4

1.8K 197 14
                                    

Suasana tampak sepi. Alfath duduk diam di depan komputer yang masih menyala. Ia resah, tapi tak tahu apa yang membuatnya begitu.

Risel sudah ditelepon, tapi tak ada kabar buruk. Fadila apalagi, dia sedang di butik dalam kondisi sehat dan baik-baik saja.

Tapi rasanya seperti ada yang lain dalam diri Alfath. Ia merasa tak tenang siang ini.

"Oy!"

Sapaan Akmal tak digubris. Padahal biasanya dia membalas dengan jitakan.

"Asek! Galau nih Si Datar!" Si Datar, panggilan khusus dari Akmal.

Alfath menarik kursi ke belakang, lalu berdiri. "Makan luar yuk!" Akmal riang. Dia langsung menyahut kontak motor di atas mejanya, lalu berlari ke parkir motor.

Siang ini, mereka menerjang jalan raya. Ia susuri sampai menemukan warteg. Akmal dengan segala gayanya berkata, "Wew! Makan di sini? Gratisin lah!"

Gayanya seperti ogah-ogahan, tapi akhirnya minta gratis.

"Mbak-Mbak!" Gadis yang baru saja menerima kembalian, menengok pada Akmal. Matanya sempat terbelalak melirik Alfath, tapi segera netral.

"Apa, Om?"

Akmal langsung pucat. Pertama kali dia disapa dengan 'Om'. Maklum, wajahnya garang mirip om-om.

Alfath menahan tawa melihat temannya memerah dipanggil begitu.

"Saya bukan Om-Om kali, Tante!"

Sang Gadis terbelalak lagi. Ia mencoba untuk menetralkan degub jantungnya yang tak biasa. Ingin ia teriak, tapi malu.

Doanya terkabul lagi siang ini. Berharap dipertemukan kembali, setelah pertemuan di parkir rumah sakit malam itu.

"Mbak, maaf. Teman saya gila!" Mendengar suara Alfath, gadis itu grogi. Ia tiba-tiba lari, membuat Alfath dan Akmal terheran-heran.

"Aneh orang itu."

"Kamu ngapa manggil dia?" Akmal menggaruk tengkuknya. Ia juga bingung kenapa memanggil perempuan itu. "Ah, iya. Tadi mau nanya pesan apa? Terus enak nggak? Kalau enak, gue mau cobain."

Alfath mendesis. Malu sekali jalan dengan Akmal, segala ketidakjelasannya tak pernah ia tutupi.

"Perempuan itu kalau lepas masker cantik, Fath."

Ada-ada saja. Mata lelaki memang suka begitu.
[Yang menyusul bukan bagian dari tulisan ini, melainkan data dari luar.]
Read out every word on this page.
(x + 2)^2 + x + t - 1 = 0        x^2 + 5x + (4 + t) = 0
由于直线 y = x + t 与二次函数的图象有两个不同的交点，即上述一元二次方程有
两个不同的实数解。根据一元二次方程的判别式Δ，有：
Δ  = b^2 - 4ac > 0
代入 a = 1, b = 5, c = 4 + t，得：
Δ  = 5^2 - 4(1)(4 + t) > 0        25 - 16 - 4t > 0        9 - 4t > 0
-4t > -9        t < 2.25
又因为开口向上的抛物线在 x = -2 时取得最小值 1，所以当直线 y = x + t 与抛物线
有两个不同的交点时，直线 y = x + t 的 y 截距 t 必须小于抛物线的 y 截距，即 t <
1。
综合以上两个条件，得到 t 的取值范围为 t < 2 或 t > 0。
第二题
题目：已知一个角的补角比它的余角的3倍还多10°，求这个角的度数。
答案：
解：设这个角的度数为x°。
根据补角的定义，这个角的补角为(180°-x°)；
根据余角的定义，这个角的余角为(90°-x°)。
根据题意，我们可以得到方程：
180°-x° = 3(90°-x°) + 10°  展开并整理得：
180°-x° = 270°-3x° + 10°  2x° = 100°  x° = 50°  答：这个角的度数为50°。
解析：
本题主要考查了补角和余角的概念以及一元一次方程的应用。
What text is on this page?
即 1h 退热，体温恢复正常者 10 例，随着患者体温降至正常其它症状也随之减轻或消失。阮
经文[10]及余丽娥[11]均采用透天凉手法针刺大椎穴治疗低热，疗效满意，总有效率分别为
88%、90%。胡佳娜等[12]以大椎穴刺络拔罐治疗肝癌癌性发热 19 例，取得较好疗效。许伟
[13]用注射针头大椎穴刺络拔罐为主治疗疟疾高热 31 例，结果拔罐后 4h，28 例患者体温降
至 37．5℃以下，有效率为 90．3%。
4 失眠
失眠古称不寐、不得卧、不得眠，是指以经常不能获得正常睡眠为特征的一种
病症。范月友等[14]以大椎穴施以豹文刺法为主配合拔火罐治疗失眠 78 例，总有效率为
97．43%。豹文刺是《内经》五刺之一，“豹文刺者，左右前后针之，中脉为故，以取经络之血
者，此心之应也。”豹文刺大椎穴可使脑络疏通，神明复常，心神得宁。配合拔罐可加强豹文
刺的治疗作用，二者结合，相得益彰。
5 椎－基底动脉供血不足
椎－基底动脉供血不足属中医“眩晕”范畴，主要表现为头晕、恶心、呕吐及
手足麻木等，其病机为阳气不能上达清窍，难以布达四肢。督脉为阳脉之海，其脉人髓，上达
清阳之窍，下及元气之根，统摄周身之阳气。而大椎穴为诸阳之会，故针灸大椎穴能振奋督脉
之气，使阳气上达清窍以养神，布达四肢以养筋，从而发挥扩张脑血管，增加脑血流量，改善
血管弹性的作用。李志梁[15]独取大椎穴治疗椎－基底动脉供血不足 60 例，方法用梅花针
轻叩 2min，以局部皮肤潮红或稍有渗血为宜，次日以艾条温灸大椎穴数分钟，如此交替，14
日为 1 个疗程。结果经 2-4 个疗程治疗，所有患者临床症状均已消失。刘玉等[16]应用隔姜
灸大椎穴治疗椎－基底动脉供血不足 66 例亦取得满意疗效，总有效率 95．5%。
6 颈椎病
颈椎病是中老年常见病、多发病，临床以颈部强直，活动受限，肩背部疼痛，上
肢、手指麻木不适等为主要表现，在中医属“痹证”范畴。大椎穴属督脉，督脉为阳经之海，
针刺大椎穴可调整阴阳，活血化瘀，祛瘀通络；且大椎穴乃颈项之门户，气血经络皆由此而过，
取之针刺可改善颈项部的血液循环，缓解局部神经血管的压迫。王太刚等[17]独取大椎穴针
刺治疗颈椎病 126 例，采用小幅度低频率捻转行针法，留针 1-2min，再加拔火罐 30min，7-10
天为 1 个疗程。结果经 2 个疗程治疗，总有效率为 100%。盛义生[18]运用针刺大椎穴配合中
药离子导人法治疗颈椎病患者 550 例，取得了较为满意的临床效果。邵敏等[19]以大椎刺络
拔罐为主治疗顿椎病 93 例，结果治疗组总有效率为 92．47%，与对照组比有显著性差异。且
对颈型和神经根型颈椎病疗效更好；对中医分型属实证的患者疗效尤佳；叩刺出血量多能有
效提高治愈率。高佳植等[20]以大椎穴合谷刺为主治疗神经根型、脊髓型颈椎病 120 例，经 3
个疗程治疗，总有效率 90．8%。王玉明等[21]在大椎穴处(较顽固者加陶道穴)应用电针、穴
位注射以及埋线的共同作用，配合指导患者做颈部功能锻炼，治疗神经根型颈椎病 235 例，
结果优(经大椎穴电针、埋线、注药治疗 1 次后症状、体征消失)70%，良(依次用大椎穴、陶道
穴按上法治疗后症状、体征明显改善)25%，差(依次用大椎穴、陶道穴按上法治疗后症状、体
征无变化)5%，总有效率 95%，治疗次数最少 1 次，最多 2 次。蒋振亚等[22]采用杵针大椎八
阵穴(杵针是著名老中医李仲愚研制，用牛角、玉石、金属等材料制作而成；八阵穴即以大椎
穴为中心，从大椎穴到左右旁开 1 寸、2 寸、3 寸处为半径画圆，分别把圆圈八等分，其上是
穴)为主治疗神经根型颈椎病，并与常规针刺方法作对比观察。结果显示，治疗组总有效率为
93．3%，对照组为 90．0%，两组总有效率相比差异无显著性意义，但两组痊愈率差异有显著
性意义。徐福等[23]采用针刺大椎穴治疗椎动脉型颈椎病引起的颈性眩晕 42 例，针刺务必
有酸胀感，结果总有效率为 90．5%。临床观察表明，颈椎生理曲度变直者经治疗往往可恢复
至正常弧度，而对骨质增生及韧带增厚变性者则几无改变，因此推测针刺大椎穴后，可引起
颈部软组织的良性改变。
"Belum tau aja dalemnya, sapa tau bimoli!"

Akmal tertawa keras. Mendengar Alfath melontarkan kalimat candaan yang jarang ia dengar. "Eh, tapi matanya bagus!"

Alfath mengelus dada, tangan kanannya menyuap nasi ke dalam mulut.

Setelah tertelan, ia bilang, "lo ini yang dilihat begituan. Jaga mata, kasian pacar lo."

"Ayy, mana ada pacar saya, Pak? Jomblo. Tadi alasan tersirat manggil perempuan itu ya biar kenal, sapa tau jodoh."

Di tepi jalan, sebelum menyeberang, Asyiha masih mencoba menenangkan degub jantunya yang cepat. Melihat Alfath saja mampu membuatnya hilang kendali, apalagi memilikinya? Ah, terlalu halusinasi.

Asyiha Restina. Gadis yang baru saja mendapat gelar sarjana pendidikan yang belum menyalurkan di dunia kerja. Menjadi sarjana sangat ia impikan dari dulu. Tapi, menjadi guru bukan mimpinya.

Ia bermimpi menjadi jurnalis yang hebat, juga menjadi novelis yang karyanya terus dikenang meski dia sudah mati. Tapi takdir bergerak, mengantarnya ke fakultas Ilmu Pendidikan. Pendidikan Guru Sekolah Dasar, ia terjebak. Mimpinya bukan guru, tapi ia harus tetap menjalani demi titah Sang Ibu.